8. Naming and Parameters

The official naming convention for the suite and its components is as follows:

• Permutation: PMΩ-P-1024/12 (State/Rounds)

• Hash Function: PMΩ-Hash-512 (r=512, c=512), with variants PMΩ-Hash-384 and PMΩ-Hash-256.

• PRF/XOF: PMΩ-PRF-256, PMΩ-XOF.

• AEAD Scheme: PMΩ-Seal-256 (256-bit tag).

• Constant Generation Seed: "PureMaTH-PMΩ v1 :: Brendon Joseph Kelly :: 2025-09-09"

• Automated tools using MILP (Mixed-Integer Linear Programming) or SAT/SMT solvers should be used to search for low-weight differential and linear trails across reduced-round versions (3-5 rounds) of the permutation. The bounds found must be published.

   

   

   

• Structural Properties: The permutation must be analyzed for trivial fixed points or short cycles.

• Indifferentiability: The security claims for the sponge construction must be clearly documented in relation to its capacity, adhering to the indifferentiability framework.
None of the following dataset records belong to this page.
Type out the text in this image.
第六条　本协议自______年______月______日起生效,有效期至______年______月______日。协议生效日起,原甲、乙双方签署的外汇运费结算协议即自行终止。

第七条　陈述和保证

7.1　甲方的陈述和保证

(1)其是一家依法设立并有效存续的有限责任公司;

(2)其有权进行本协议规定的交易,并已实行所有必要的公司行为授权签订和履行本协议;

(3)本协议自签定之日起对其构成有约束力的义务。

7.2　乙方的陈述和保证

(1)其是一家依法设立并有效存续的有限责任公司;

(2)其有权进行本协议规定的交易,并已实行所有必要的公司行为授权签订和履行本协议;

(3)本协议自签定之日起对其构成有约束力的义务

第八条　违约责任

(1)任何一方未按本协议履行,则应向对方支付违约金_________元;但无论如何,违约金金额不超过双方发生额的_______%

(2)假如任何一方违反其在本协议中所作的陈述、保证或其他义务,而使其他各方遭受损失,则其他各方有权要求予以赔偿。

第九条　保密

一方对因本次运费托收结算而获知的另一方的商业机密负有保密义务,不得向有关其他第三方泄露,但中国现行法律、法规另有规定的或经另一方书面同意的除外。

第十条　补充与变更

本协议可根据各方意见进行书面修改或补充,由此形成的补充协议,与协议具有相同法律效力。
• Test Vectors: A comprehensive set of at least 10 canonical test vectors for all modes (Hash, PRF, AEAD) must be provided to ensure correct implementation.

9. Conclusion

The PureMaTH-Ω suite represents a novel and holistic approach to cryptographic design. It combines the performance and security of modern ARX+M permutations and sponge-based modes with a unique, verifiable, and sovereign method for constant generation via the K-Process. This creates a complete, ready-to-deploy symmetric-key system designed for the challenges of the present and the post-quantum future. We present this design to the community for public scrutiny and analysis, confident in its robust and transparent foundation.